Bitcoin took a pounding in the last 24 hours, dropping below the $500 mark on the popular Mt.Gox exchange before rebounding. As TechCrunch’s John Biggs wrote this morning, “China’s biggest Bitcoin exchange, BTCChina, has stopped accepting deposits in Chinese yuan,” which added to the currency’s decline.
However, the fall of Bitcoin’s value has been underway for some time, making the Chinese news merely component to the larger story: Bitcoin is losing momentum.
What pushed Bitcoin to $1,200 is the precise quantity that is taking it down. Hype, media interest, and speculative hope drove it up, and a lack of hype, media disinterest, and falling speculative buys are driving it down.
Bitcoin is trading at $606 at the time of writing. I made fun of Bitcoin when it initially hit $645: “Currently trading around $645 per coin, it has never been worth more, or generated more headlines that I can recall. The two are likely connected.” Yes.
The rise of Bitcoin was a classic bubble. Here’s the Mt.Gox chart of Bitcoin’s price on a daily basis:
So, to see a huge Bitcoin price correction isn’t surprising in the slightest. Let’s go over a few past entries on why Bitcoin was, and is a bubble:
The current rally is being fueled by the usual combination of presumed scarcity, an overzealous investor class, and truckloads of optimism. So, things will calm down in a bit, with a decent price correction. History teaches us that much. Also, can I sell you this tulip bulb.
People keep saying this isn’t a bubble, and it confuses me.

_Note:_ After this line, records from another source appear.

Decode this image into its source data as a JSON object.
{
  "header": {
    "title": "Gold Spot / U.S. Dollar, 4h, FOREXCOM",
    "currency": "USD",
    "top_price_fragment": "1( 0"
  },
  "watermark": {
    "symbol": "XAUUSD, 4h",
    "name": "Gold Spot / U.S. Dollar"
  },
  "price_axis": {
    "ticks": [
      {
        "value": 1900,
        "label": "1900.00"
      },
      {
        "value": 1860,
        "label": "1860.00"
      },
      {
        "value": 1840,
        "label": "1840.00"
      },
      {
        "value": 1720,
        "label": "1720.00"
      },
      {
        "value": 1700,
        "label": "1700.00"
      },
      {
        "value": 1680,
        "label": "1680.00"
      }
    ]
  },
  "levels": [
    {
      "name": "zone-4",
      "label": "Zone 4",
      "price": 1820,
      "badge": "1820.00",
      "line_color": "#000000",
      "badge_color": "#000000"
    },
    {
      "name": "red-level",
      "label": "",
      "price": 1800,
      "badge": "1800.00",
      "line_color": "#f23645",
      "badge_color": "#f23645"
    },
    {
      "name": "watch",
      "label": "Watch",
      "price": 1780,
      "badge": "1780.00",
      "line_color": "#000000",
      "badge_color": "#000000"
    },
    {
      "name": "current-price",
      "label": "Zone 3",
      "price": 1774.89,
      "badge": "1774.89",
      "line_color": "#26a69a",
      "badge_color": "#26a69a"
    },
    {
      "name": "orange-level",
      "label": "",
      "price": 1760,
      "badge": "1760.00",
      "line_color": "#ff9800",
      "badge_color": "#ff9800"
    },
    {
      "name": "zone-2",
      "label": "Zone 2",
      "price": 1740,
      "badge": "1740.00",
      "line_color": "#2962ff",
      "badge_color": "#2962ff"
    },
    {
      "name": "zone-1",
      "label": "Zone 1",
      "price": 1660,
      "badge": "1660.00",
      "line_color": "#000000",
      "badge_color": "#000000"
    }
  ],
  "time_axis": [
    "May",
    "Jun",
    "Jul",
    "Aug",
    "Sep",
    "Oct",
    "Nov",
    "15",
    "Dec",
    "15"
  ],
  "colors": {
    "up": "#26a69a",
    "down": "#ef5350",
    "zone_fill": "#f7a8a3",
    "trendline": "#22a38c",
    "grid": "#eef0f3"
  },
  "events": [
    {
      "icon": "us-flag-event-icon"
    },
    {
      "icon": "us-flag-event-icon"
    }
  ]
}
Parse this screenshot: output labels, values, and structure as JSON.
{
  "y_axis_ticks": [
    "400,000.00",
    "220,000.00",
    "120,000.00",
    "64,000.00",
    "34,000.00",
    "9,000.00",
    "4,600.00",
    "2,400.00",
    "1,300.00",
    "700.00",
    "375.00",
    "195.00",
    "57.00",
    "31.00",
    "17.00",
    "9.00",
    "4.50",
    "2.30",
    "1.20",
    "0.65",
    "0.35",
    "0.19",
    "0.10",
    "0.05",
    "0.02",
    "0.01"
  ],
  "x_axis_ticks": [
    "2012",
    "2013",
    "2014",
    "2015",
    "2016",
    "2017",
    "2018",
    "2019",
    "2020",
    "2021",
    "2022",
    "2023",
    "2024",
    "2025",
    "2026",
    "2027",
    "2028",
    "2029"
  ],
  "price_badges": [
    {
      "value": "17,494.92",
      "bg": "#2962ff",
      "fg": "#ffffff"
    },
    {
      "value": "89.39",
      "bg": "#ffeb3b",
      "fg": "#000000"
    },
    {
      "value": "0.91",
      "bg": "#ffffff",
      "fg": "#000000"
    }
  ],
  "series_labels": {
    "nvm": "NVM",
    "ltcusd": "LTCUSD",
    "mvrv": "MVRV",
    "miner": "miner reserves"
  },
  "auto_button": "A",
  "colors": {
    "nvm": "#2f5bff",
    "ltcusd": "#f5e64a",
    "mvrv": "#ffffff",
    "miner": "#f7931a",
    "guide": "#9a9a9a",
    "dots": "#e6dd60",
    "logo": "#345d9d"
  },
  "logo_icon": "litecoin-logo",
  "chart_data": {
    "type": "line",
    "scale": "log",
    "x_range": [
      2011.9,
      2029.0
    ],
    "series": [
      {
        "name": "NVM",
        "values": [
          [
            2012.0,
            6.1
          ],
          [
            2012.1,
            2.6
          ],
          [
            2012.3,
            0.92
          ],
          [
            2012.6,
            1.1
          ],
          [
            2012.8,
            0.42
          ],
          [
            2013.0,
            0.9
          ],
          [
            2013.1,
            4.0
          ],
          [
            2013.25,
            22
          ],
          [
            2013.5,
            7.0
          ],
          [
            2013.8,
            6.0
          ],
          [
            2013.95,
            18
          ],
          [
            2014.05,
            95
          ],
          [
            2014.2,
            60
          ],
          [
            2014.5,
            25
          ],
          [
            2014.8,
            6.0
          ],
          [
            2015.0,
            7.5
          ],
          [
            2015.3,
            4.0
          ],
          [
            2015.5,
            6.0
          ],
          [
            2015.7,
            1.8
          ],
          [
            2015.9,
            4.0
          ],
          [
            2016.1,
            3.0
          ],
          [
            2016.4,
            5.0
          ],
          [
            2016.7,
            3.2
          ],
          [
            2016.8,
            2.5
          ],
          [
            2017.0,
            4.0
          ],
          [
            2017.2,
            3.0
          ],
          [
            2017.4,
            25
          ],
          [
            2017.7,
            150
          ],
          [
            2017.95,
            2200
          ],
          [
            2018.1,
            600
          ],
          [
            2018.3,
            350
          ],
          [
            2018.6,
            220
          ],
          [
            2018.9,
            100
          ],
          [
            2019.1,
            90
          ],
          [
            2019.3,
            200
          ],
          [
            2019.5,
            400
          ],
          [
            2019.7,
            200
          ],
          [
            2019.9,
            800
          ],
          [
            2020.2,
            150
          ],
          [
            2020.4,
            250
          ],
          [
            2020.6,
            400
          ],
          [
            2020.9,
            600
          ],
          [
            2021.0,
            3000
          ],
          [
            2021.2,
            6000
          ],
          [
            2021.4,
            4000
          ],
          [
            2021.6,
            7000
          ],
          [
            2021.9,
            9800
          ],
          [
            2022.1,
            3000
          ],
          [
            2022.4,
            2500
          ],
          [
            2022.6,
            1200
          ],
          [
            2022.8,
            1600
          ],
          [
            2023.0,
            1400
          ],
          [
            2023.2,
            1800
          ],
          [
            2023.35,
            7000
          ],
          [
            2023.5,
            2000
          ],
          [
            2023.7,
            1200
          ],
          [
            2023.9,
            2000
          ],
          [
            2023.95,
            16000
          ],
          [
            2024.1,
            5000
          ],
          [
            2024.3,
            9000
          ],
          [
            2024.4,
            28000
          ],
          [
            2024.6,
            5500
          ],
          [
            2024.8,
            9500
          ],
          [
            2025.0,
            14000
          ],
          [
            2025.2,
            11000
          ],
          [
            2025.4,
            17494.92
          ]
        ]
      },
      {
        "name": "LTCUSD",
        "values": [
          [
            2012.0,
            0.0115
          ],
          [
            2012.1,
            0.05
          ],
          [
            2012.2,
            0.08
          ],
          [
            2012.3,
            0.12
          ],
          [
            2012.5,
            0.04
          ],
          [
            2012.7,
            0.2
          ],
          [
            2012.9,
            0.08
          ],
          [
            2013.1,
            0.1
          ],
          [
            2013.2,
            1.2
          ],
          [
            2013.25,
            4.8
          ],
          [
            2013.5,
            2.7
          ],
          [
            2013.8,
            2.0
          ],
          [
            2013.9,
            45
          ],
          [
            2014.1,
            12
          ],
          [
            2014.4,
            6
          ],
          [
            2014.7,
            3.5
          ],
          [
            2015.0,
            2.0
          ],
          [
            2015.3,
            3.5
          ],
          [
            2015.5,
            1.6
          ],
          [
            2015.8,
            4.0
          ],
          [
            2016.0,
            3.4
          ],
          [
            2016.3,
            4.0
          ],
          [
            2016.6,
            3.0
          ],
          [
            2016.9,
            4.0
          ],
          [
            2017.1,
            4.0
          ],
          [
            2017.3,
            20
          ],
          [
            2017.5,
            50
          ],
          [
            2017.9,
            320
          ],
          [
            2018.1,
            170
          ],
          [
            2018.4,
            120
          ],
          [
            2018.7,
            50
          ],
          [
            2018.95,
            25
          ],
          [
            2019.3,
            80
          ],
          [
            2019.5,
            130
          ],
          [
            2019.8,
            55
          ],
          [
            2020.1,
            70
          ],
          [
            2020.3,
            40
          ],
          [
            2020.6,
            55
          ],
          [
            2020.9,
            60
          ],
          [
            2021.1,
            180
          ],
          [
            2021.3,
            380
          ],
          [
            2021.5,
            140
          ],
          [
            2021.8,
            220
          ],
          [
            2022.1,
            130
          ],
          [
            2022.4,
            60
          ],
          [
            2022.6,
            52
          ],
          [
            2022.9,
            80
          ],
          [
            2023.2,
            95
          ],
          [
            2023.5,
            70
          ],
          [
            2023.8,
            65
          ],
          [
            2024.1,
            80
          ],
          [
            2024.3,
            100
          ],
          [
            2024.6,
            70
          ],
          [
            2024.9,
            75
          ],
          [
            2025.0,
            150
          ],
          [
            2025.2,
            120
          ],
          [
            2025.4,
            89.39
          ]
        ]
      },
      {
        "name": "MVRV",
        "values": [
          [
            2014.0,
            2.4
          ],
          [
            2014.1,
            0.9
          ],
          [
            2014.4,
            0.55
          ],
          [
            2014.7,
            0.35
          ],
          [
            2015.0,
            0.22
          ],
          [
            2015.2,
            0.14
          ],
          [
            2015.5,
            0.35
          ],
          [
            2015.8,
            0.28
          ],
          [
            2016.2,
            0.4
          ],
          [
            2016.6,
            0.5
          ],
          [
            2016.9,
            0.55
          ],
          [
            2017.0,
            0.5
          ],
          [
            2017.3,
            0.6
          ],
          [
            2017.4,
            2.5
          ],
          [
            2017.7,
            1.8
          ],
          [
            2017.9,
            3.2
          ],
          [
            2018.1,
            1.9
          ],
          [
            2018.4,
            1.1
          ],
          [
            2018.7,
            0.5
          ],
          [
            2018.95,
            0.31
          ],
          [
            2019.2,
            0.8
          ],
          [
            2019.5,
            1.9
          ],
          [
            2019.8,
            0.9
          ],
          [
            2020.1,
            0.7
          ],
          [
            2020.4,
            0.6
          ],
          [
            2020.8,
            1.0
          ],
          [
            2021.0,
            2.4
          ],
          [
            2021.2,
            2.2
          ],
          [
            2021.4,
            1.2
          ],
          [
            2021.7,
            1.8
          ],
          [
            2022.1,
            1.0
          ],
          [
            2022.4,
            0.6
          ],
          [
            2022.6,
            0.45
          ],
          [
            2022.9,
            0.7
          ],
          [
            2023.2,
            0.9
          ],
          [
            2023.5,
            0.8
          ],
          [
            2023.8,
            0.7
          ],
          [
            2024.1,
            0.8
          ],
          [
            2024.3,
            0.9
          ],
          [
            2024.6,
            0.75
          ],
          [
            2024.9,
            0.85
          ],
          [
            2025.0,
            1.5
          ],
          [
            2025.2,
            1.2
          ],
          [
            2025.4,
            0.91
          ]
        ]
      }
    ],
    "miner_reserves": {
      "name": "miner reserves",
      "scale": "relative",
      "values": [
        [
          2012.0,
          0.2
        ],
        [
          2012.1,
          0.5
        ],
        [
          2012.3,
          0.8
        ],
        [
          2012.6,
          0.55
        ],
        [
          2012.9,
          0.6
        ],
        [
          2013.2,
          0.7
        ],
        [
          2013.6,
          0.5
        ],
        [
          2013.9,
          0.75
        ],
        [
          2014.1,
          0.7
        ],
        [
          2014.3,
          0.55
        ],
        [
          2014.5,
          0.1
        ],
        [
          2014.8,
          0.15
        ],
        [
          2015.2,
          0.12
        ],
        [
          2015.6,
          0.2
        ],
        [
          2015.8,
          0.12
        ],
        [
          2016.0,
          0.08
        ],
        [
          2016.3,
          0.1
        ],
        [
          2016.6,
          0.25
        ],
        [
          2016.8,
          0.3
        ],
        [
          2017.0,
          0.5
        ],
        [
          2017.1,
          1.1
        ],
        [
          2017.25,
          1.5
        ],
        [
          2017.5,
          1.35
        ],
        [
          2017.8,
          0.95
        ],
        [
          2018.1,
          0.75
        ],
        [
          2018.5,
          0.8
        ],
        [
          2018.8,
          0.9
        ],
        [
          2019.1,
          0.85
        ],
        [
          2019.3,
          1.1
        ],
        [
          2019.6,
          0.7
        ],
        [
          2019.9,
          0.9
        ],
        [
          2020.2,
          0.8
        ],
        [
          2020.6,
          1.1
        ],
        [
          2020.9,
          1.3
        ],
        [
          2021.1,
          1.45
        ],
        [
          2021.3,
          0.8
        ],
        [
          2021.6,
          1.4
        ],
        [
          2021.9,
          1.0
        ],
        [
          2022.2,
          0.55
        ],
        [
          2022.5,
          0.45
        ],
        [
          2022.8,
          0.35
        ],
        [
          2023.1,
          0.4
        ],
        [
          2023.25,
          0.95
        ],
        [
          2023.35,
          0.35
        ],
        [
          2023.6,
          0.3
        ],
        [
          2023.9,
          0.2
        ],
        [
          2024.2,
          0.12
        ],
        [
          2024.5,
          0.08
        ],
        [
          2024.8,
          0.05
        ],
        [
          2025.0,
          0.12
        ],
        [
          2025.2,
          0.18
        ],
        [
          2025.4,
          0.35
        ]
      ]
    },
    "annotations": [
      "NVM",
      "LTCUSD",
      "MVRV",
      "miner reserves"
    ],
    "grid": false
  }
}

Of course this is a bubble. It’s a far too rapid increase in the price of a financial instrument that is unmoored from any inherent value that is being bid up by aggressive individual speculation. What else is that?
Bitcoin has risen up to $621 from $606 since I started writing this short blog post. That doesn’t matter.
What does matter is that the price of Bitcoin has long outstripped the utility that it can provide. This became far more true after the implosion of Silk Road. Until Bitcoin has benefits commensurate with its price, it will remain overvalued. For now, the dollar cost of each coin is far higher than the value you can derive from it — its use for things that you can’t use other currencies for, or wouldn’t want to — aside from its status as an instrument of speculation.
Speculative demand never keeps the value of an asset class high over time.
And Bitcoin is hardly even an asset class.